Reuters citó a varias personas familiarizadas con el asunto el 3 de marzo de 2026, diciendo que una nueva ronda de volatilidad en los mercados provocada por el conflicto entre Estados Unidos e Irán ha aumentado significativamente la probabilidad de que el Banco de Japón suspenda las subidas de tipos en su reunión del 18 al 19 de marzo; tras la ausencia de una señal beligerante de Ryozo Himi, la probabilidad de una subida en marzo cayó del aproximadamente 10% a solo alrededor del 5%, y varias fuentes afirmaron que “cada vez es más difícil para el Banco de Japón subir los tipos de interés.”

Japón es una de las principales economías del mundo altamente dependientes de los combustibles importados, y el estallido del conflicto en Oriente Medio ha tenido dos impactos directos: primero, el aumento de los precios del petróleo ha impulsado el incremento de los costes de importación, lo que podría provocar un aumento de los precios globales debido a la inflación energética; en segundo lugar, si el conflicto continúa, dañará las perspectivas de las empresas exportadoras y suprimirá la inversión de los consumidores, retrasando la recuperación económica.
Varias fuentes familiarizadas con el pensamiento de toma de decisiones del Banco de Japón dijeron a Reuters que los responsables políticos necesitan más tiempo para evaluar el impacto económico de la crisis geopolítica. Una fuente señaló que, aunque el aumento de los precios del petróleo pueda impulsar la inflación potencial a corto plazo, si el conflicto continúa, su impacto negativo en la economía podría acabar superando los beneficios inflacionarios, dificultando así establecer la lógica de subir los tipos de interés.

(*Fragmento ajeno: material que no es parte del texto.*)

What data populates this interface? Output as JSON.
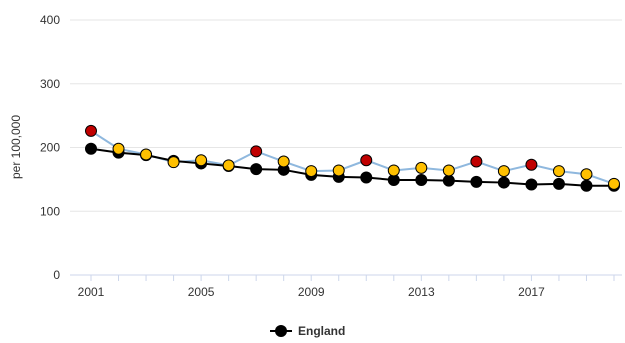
{
  "chart_data": {
    "type": "line",
    "ylabel": "per 100,000",
    "ylim": [
      0,
      400
    ],
    "yticks": [
      0,
      100,
      200,
      300,
      400
    ],
    "xticks": [
      2001,
      2005,
      2009,
      2013,
      2017
    ],
    "xlim": [
      2001,
      2020
    ],
    "grid": true,
    "legend_position": "bottom-center",
    "colors": {
      "england": "#000000",
      "area_line": "#8fb8de",
      "similar": "#ffc000",
      "worse": "#c00000",
      "grid": "#e6e6e6",
      "axis": "#ccd6eb"
    },
    "series": [
      {
        "name": "England",
        "x": [
          2001,
          2002,
          2003,
          2004,
          2005,
          2006,
          2007,
          2008,
          2009,
          2010,
          2011,
          2012,
          2013,
          2014,
          2015,
          2016,
          2017,
          2018,
          2019,
          2020
        ],
        "values": [
          198,
          192,
          188,
          179,
          175,
          171,
          166,
          165,
          157,
          154,
          153,
          149,
          149,
          148,
          146,
          145,
          142,
          143,
          140,
          140
        ]
      },
      {
        "x": [
          2001,
          2002,
          2003,
          2004,
          2005,
          2006,
          2007,
          2008,
          2009,
          2010,
          2011,
          2012,
          2013,
          2014,
          2015,
          2016,
          2017,
          2018,
          2019,
          2020
        ],
        "values": [
          226,
          198,
          189,
          177,
          180,
          172,
          194,
          178,
          163,
          164,
          180,
          164,
          168,
          164,
          178,
          163,
          173,
          163,
          158,
          143
        ],
        "status": [
          "worse",
          "similar",
          "similar",
          "similar",
          "similar",
          "similar",
          "worse",
          "similar",
          "similar",
          "similar",
          "worse",
          "similar",
          "similar",
          "similar",
          "worse",
          "similar",
          "worse",
          "similar",
          "similar",
          "similar"
        ]
      }
    ]
  }
}
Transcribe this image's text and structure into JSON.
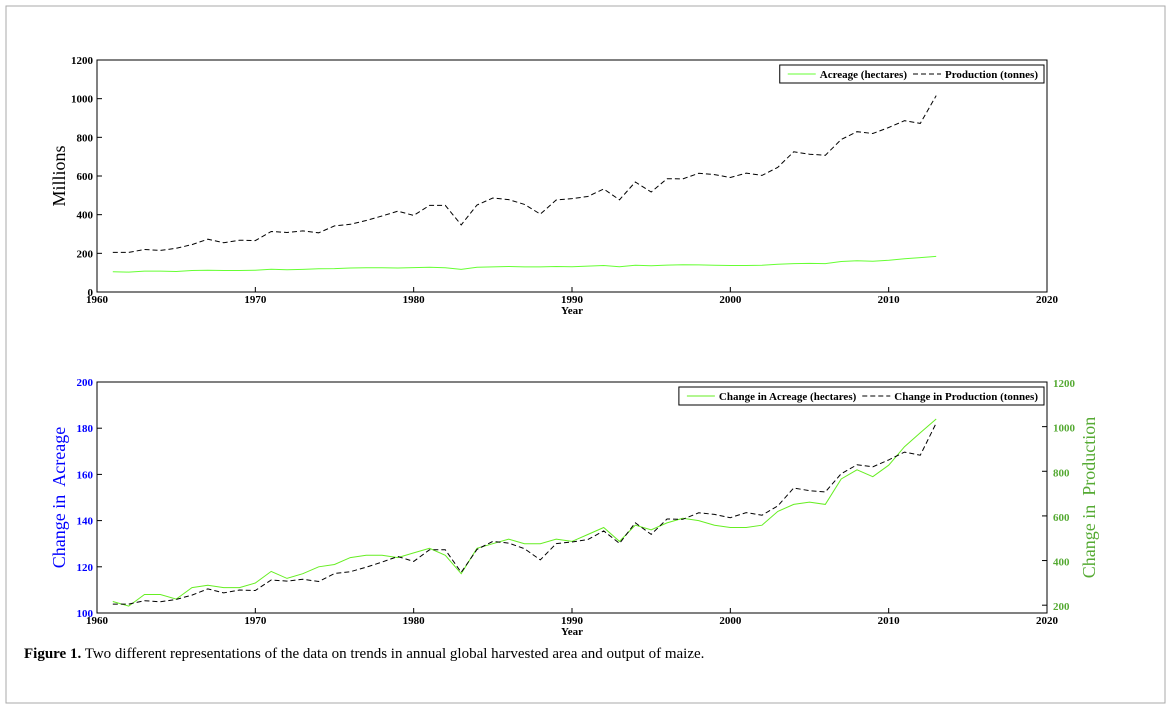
{
  "chart_data": [
    {
      "type": "line",
      "x": [
        1961,
        1962,
        1963,
        1964,
        1965,
        1966,
        1967,
        1968,
        1969,
        1970,
        1971,
        1972,
        1973,
        1974,
        1975,
        1976,
        1977,
        1978,
        1979,
        1980,
        1981,
        1982,
        1983,
        1984,
        1985,
        1986,
        1987,
        1988,
        1989,
        1990,
        1991,
        1992,
        1993,
        1994,
        1995,
        1996,
        1997,
        1998,
        1999,
        2000,
        2001,
        2002,
        2003,
        2004,
        2005,
        2006,
        2007,
        2008,
        2009,
        2010,
        2011,
        2012,
        2013
      ],
      "xlim": [
        1960,
        2020
      ],
      "xticks": [
        1960,
        1970,
        1980,
        1990,
        2000,
        2010,
        2020
      ],
      "ylim": [
        0,
        1200
      ],
      "yticks": [
        0,
        200,
        400,
        600,
        800,
        1000,
        1200
      ],
      "xlabel": "Year",
      "ylabel": "Millions",
      "legend": "upper right",
      "series": [
        {
          "name": "Acreage (hectares)",
          "color": "#66ff33",
          "style": "solid",
          "values": [
            105,
            103,
            108,
            108,
            106,
            111,
            112,
            111,
            111,
            113,
            118,
            115,
            117,
            120,
            121,
            124,
            125,
            125,
            124,
            126,
            128,
            125,
            117,
            128,
            130,
            132,
            130,
            130,
            132,
            131,
            134,
            137,
            131,
            138,
            136,
            139,
            141,
            140,
            138,
            137,
            137,
            138,
            144,
            147,
            148,
            147,
            158,
            162,
            159,
            164,
            172,
            178,
            184
          ]
        },
        {
          "name": "Production (tonnes)",
          "color": "#000000",
          "style": "dashed",
          "values": [
            205,
            205,
            220,
            215,
            226,
            245,
            273,
            255,
            268,
            266,
            313,
            308,
            316,
            306,
            342,
            350,
            370,
            393,
            418,
            396,
            448,
            448,
            347,
            450,
            486,
            478,
            453,
            403,
            476,
            483,
            494,
            533,
            477,
            569,
            517,
            586,
            585,
            614,
            607,
            592,
            615,
            603,
            645,
            725,
            713,
            707,
            789,
            829,
            820,
            851,
            886,
            872,
            1016
          ]
        }
      ]
    },
    {
      "type": "line",
      "x": [
        1961,
        1962,
        1963,
        1964,
        1965,
        1966,
        1967,
        1968,
        1969,
        1970,
        1971,
        1972,
        1973,
        1974,
        1975,
        1976,
        1977,
        1978,
        1979,
        1980,
        1981,
        1982,
        1983,
        1984,
        1985,
        1986,
        1987,
        1988,
        1989,
        1990,
        1991,
        1992,
        1993,
        1994,
        1995,
        1996,
        1997,
        1998,
        1999,
        2000,
        2001,
        2002,
        2003,
        2004,
        2005,
        2006,
        2007,
        2008,
        2009,
        2010,
        2011,
        2012,
        2013
      ],
      "xlim": [
        1960,
        2020
      ],
      "xticks": [
        1960,
        1970,
        1980,
        1990,
        2000,
        2010,
        2020
      ],
      "ylim": [
        100,
        200
      ],
      "yticks": [
        100,
        120,
        140,
        160,
        180,
        200
      ],
      "y2lim": [
        165,
        1200
      ],
      "y2ticks": [
        200,
        400,
        600,
        800,
        1000,
        1200
      ],
      "xlabel": "Year",
      "ylabel": "Change in  Acreage",
      "ylabel_color": "#0000ff",
      "y2label": "Change in  Production",
      "y2label_color": "#55aa33",
      "legend": "upper right",
      "series": [
        {
          "name": "Change in Acreage (hectares)",
          "color": "#66ee22",
          "style": "solid",
          "values": [
            105,
            103,
            108,
            108,
            106,
            111,
            112,
            111,
            111,
            113,
            118,
            115,
            117,
            120,
            121,
            124,
            125,
            125,
            124,
            126,
            128,
            125,
            117,
            128,
            130,
            132,
            130,
            130,
            132,
            131,
            134,
            137,
            131,
            138,
            136,
            139,
            141,
            140,
            138,
            137,
            137,
            138,
            144,
            147,
            148,
            147,
            158,
            162,
            159,
            164,
            172,
            178,
            184
          ]
        },
        {
          "name": "Change in Production (tonnes)",
          "color": "#000000",
          "style": "dashed",
          "axis": "y2",
          "values": [
            205,
            205,
            220,
            215,
            226,
            245,
            273,
            255,
            268,
            266,
            313,
            308,
            316,
            306,
            342,
            350,
            370,
            393,
            418,
            396,
            448,
            448,
            347,
            450,
            486,
            478,
            453,
            403,
            476,
            483,
            494,
            533,
            477,
            569,
            517,
            586,
            585,
            614,
            607,
            592,
            615,
            603,
            645,
            725,
            713,
            707,
            789,
            829,
            820,
            851,
            886,
            872,
            1016
          ]
        }
      ]
    }
  ],
  "caption": {
    "label": "Figure 1.",
    "text": "Two different representations of the data on trends in annual global harvested area and output of maize."
  }
}
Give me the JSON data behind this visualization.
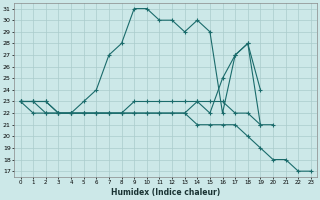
{
  "xlabel": "Humidex (Indice chaleur)",
  "background_color": "#cce8e8",
  "grid_color": "#aacccc",
  "line_color": "#1a6b6b",
  "xlim": [
    -0.5,
    23.5
  ],
  "ylim": [
    16.5,
    31.5
  ],
  "yticks": [
    17,
    18,
    19,
    20,
    21,
    22,
    23,
    24,
    25,
    26,
    27,
    28,
    29,
    30,
    31
  ],
  "xticks": [
    0,
    1,
    2,
    3,
    4,
    5,
    6,
    7,
    8,
    9,
    10,
    11,
    12,
    13,
    14,
    15,
    16,
    17,
    18,
    19,
    20,
    21,
    22,
    23
  ],
  "series": [
    {
      "x": [
        0,
        1,
        2,
        3,
        4,
        5,
        6,
        7,
        8,
        9,
        10,
        11,
        12,
        13,
        14,
        15,
        16,
        17,
        18,
        19
      ],
      "y": [
        23,
        23,
        23,
        22,
        22,
        23,
        24,
        27,
        28,
        31,
        31,
        30,
        30,
        29,
        30,
        29,
        22,
        27,
        28,
        21
      ]
    },
    {
      "x": [
        0,
        1,
        2,
        3,
        4,
        5,
        6,
        7,
        8,
        9,
        10,
        11,
        12,
        13,
        14,
        15,
        16,
        17,
        18,
        19,
        20
      ],
      "y": [
        23,
        23,
        23,
        22,
        22,
        22,
        22,
        22,
        22,
        23,
        23,
        23,
        23,
        23,
        23,
        23,
        23,
        22,
        22,
        21,
        21
      ]
    },
    {
      "x": [
        0,
        1,
        2,
        3,
        4,
        5,
        6,
        7,
        8,
        9,
        10,
        11,
        12,
        13,
        14,
        15,
        16,
        17,
        18,
        19,
        20,
        21,
        22,
        23
      ],
      "y": [
        23,
        23,
        22,
        22,
        22,
        22,
        22,
        22,
        22,
        22,
        22,
        22,
        22,
        22,
        21,
        21,
        21,
        21,
        20,
        19,
        18,
        18,
        17,
        17
      ]
    },
    {
      "x": [
        0,
        1,
        2,
        3,
        4,
        5,
        6,
        7,
        8,
        9,
        10,
        11,
        12,
        13,
        14,
        15,
        16,
        17,
        18,
        19
      ],
      "y": [
        23,
        22,
        22,
        22,
        22,
        22,
        22,
        22,
        22,
        22,
        22,
        22,
        22,
        22,
        23,
        22,
        25,
        27,
        28,
        24
      ]
    }
  ]
}
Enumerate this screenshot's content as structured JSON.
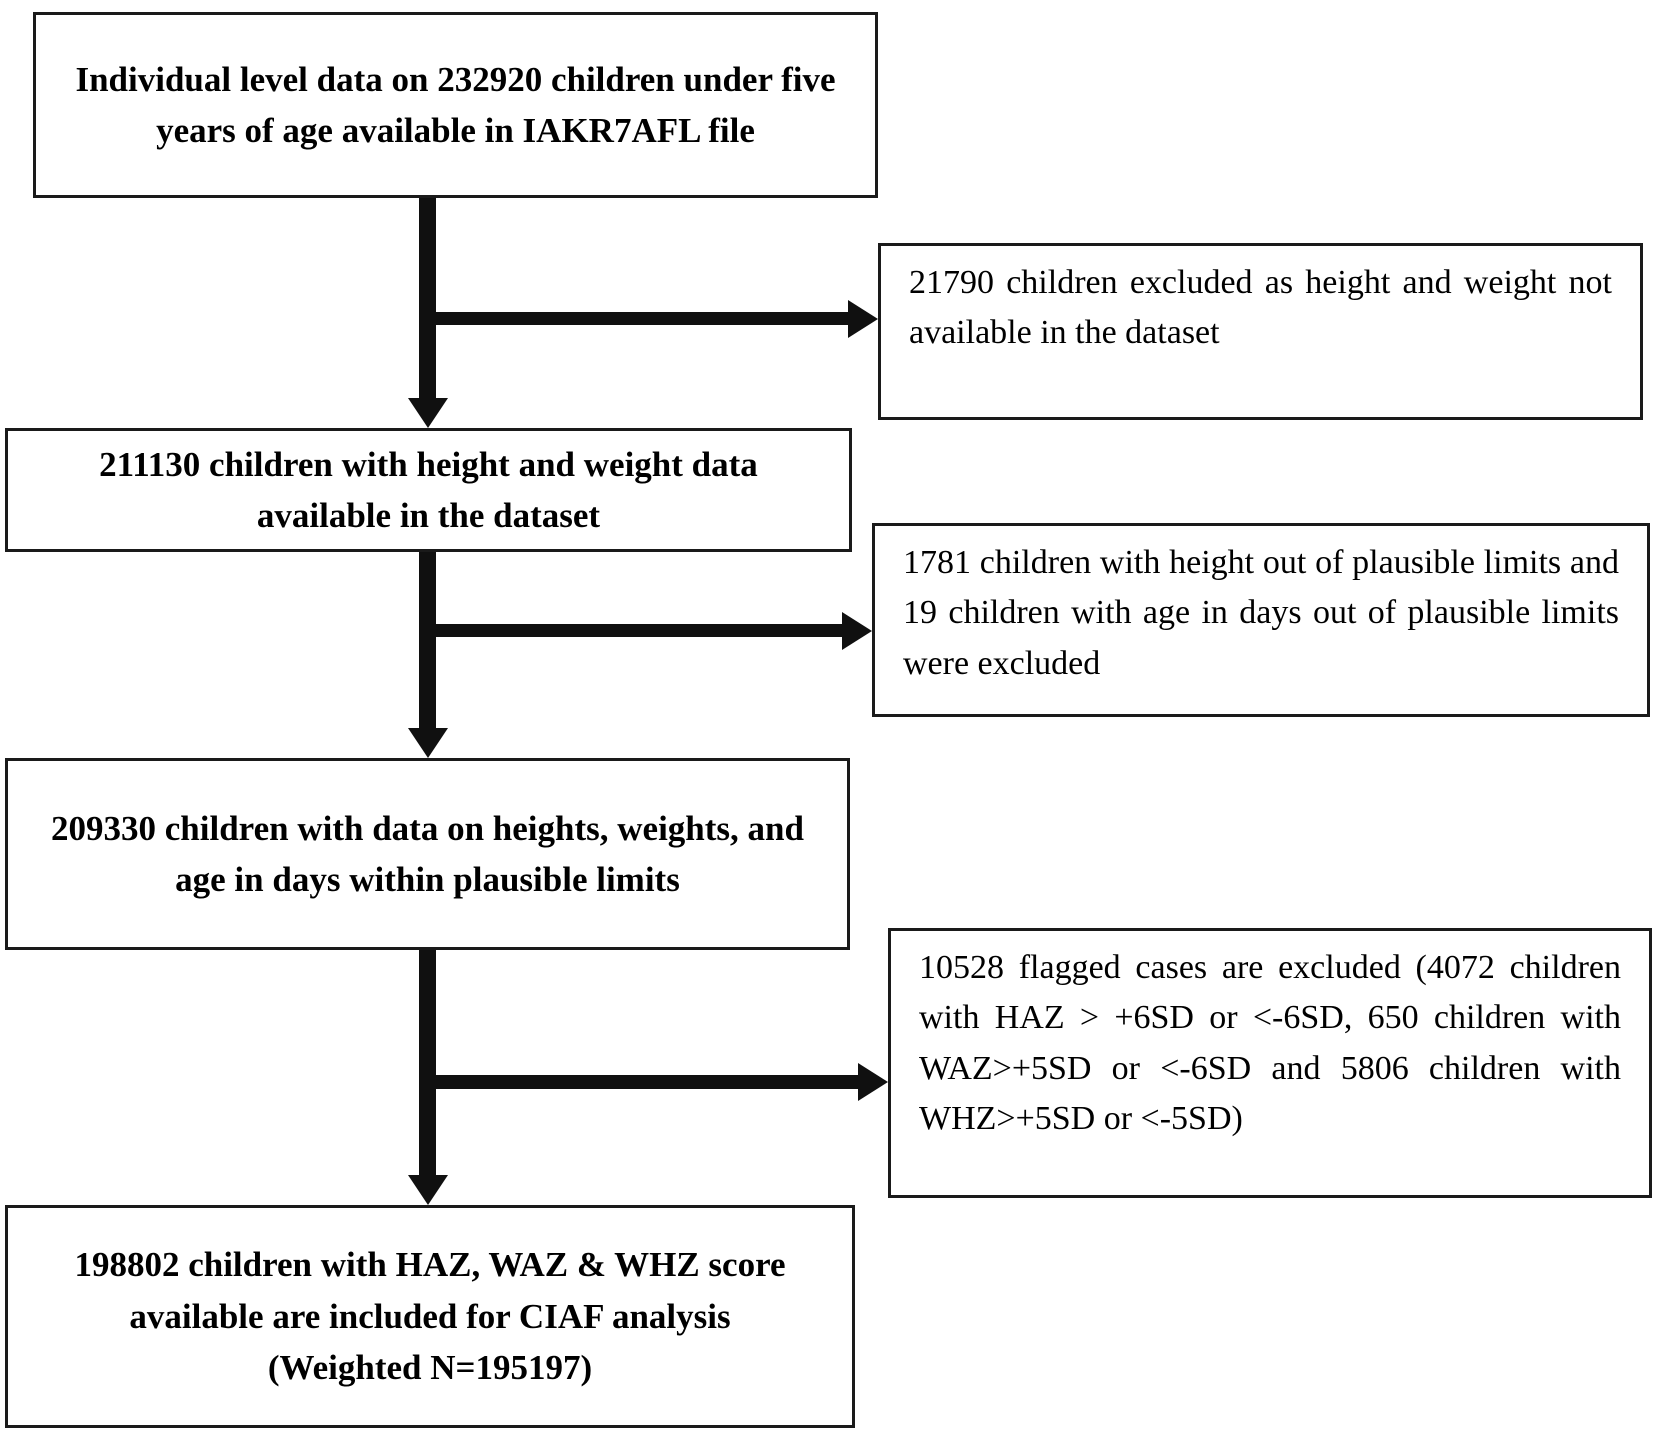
{
  "colors": {
    "background": "#ffffff",
    "box_border": "#1a1a1a",
    "arrow": "#101010",
    "text": "#000000"
  },
  "flowchart": {
    "main_boxes": [
      {
        "id": "source",
        "text": "Individual level data on 232920 children under five years of age available in IAKR7AFL file"
      },
      {
        "id": "height-weight-available",
        "text": "211130 children with height and weight data available in the dataset"
      },
      {
        "id": "plausible-limits",
        "text": "209330 children with data on heights, weights, and age in days within plausible limits"
      },
      {
        "id": "final-analysis",
        "text": "198802 children with HAZ, WAZ & WHZ score available are included for CIAF analysis",
        "note": "(Weighted N=195197)"
      }
    ],
    "exclusion_boxes": [
      {
        "id": "excluded-no-height-weight",
        "text": "21790 children excluded as height and weight not available in the dataset"
      },
      {
        "id": "excluded-implausible",
        "text": "1781 children with height out of plausible limits and 19 children with age in days out of plausible limits were excluded"
      },
      {
        "id": "excluded-flagged",
        "text": "10528 flagged cases are excluded (4072 children with HAZ > +6SD or <-6SD, 650 children with WAZ>+5SD or <-6SD and 5806 children with WHZ>+5SD or <-5SD)"
      }
    ]
  }
}
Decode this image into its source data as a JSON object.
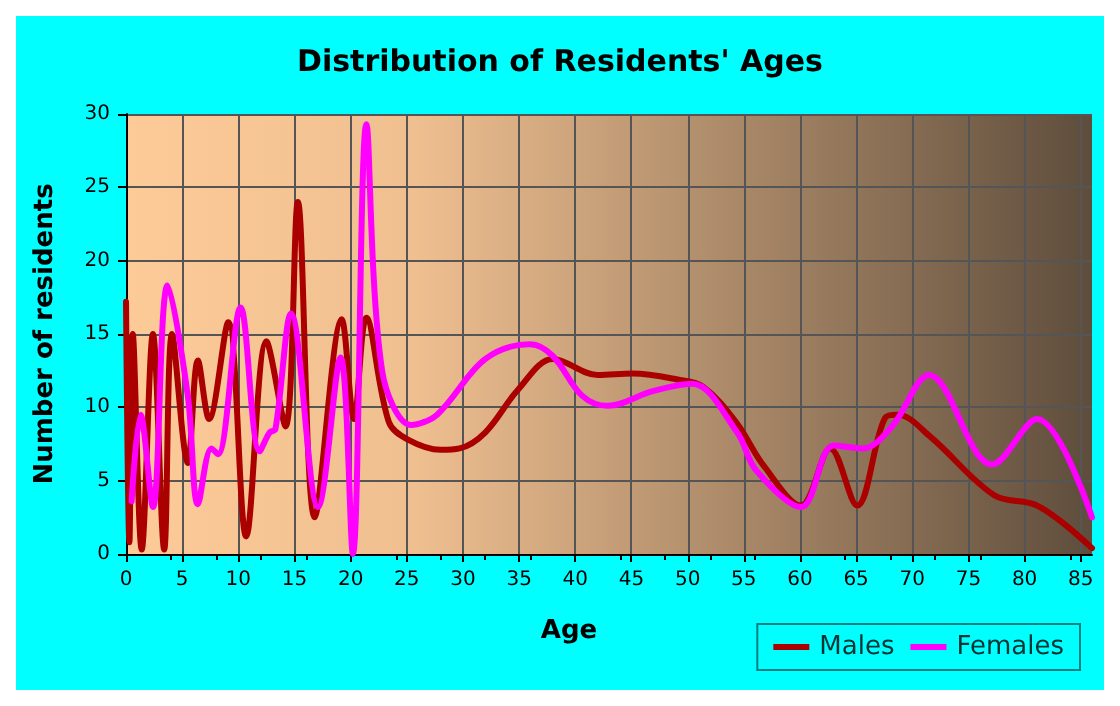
{
  "chart_data": {
    "type": "line",
    "title": "Distribution of Residents' Ages",
    "xlabel": "Age",
    "ylabel": "Number of residents",
    "xlim": [
      0,
      86
    ],
    "xticks": [
      0,
      5,
      10,
      15,
      20,
      25,
      30,
      35,
      40,
      45,
      50,
      55,
      60,
      65,
      70,
      75,
      80,
      85
    ],
    "ylim": [
      0,
      30
    ],
    "yticks": [
      0,
      5,
      10,
      15,
      20,
      25,
      30
    ],
    "grid": true,
    "legend": "bottom right",
    "marker": "none",
    "line_style": "solid",
    "series": [
      {
        "name": "Males",
        "color": "#aa0000",
        "x": [
          0,
          0.3,
          0.6,
          1.4,
          2.4,
          3.4,
          4.1,
          5.5,
          6.4,
          7.4,
          9.1,
          10.7,
          12.5,
          14.2,
          15.3,
          16.8,
          19.2,
          20.3,
          21.4,
          23.4,
          25.1,
          28,
          29.7,
          32,
          34.9,
          38,
          42,
          45.1,
          49.1,
          51.4,
          54.4,
          56.7,
          60.1,
          62.7,
          65.1,
          67.6,
          68.7,
          71.6,
          77.3,
          80.8,
          83.1,
          86
        ],
        "values": [
          17.2,
          0.8,
          15,
          0.3,
          15,
          0.3,
          15,
          6.2,
          13.2,
          9.2,
          15.8,
          1.2,
          14.5,
          8.7,
          24,
          2.5,
          16,
          9.2,
          16.1,
          9,
          7.8,
          7.1,
          7.2,
          8.3,
          11.2,
          13.3,
          12.2,
          12.3,
          11.9,
          11.4,
          8.9,
          6.1,
          3.3,
          7.2,
          3.3,
          9.3,
          9.5,
          8,
          4,
          3.4,
          2.3,
          0.4
        ]
      },
      {
        "name": "Females",
        "color": "#ff00ff",
        "x": [
          0.5,
          1.3,
          2.4,
          3.7,
          5.5,
          6.4,
          7.6,
          8.2,
          10.2,
          11.9,
          12.8,
          13.3,
          14.7,
          17.1,
          19.1,
          20.2,
          21.4,
          22.8,
          25.4,
          27.7,
          32,
          36,
          38,
          40.6,
          42.9,
          46.9,
          50.4,
          54.4,
          56.1,
          60.1,
          63,
          65.6,
          68.2,
          71.5,
          77.1,
          81.1,
          86
        ],
        "values": [
          3.6,
          9.5,
          3.2,
          18.3,
          10.8,
          3.4,
          7.2,
          6.8,
          16.8,
          7,
          8.3,
          8.5,
          16.4,
          3.2,
          13.4,
          0,
          29.3,
          12.5,
          8.8,
          9.5,
          13.3,
          14.3,
          13.5,
          10.8,
          10.1,
          11.1,
          11.6,
          8.3,
          5.7,
          3.2,
          7.4,
          7.2,
          8.7,
          12.2,
          6.1,
          9.2,
          2.5
        ]
      }
    ]
  }
}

El único factor que podría llevar al Banco de Japón a seguir actuando en marzo es una fuerte caída del yen. La demanda de un dólar refugio seguro ha aumentado bruscamente tras el ataque estadounidense a Irán, y el yen se acerca al nivel psicológico clave de 160. Fuentes indicaron que si el yen se deprecia bruscamente, podría obligar al Banco de Japón a subir los tipos de interés para apoyar el tipo de cambio y evitar que se agraven más las presiones inflacionarias sobre las importaciones.
El vicegobernador del Banco de Japón, Ryozo Himi, no envió ninguna señal de inminentes ajustes de política en su discurso público del lunes. Este silencio se ha convertido en una referencia importante para el mercado: en las últimas rondas de ciclos de endurecimiento monetario, los funcionarios del Banco de Japón suelen emitir señales de belicismo con antelación para evitar sorprender al mercado.
Katsutoshi Inadome, estratega senior de Sumitomo Mitsui Trust Asset Management, dijo: “Si el Banco de Japón está considerando subir los tipos en marzo, Ryozo Himi debería haber dado algunas pistas. No lo hizo, lo que me convenció de que el Banco de Japón renunciará a subir los tipos este mes.” Añadió que la próxima subida probablemente será en abril, especialmente si el yen sigue debilitándose.
El conflicto en Oriente Medio afecta a la política monetaria de Japón por dos vías: el aumento de los precios del petróleo y el deterioro de las perspectivas económicas. Japón necesita equilibrar las presiones inflacionarias y los riesgos de crecimiento económico al tomar decisiones, y en situaciones de incertidumbre, tiende a adoptar una postura de esperar y ver, esperando obtener más datos antes de actuar. Las fuentes señalan que el alcance del impacto de esta crisis dependerá de cuánto dure la guerra.
La depreciación continua del yen aumentará los costes de importación de Japón (incluidos energía y alimentos), impulsando la inflación interna y poniendo en riesgo la efectividad de las políticas previas para controlar la inflación. Si el yen cae por debajo de niveles clave como 160, las presiones inflacionarias secundarias derivadas de la depreciación podrían obligar al Banco de Japón a subir los tipos antes de lo previsto para apoyar el tipo de cambio, incluso si el entorno macroeconómico general no es favorable.
Las subidas de tipos del Banco de Japón suelen ir acompañadas de una apreciación del yen, lo que a menudo provoca una oleada de liquidaciones del “carry trade” en yenes: fondos prestados en yenes de bajo interés para invertir en activos de alto rendimiento, incluido Bitcoin, se ven forzados a recomprar esas posiciones, afectando al mercado cripto. Si el Banco de Japón pausa las subidas en marzo, esta presión se aliviará temporalmente, favoreciendo la estabilidad de los activos de riesgo y la liquidez en el mercado.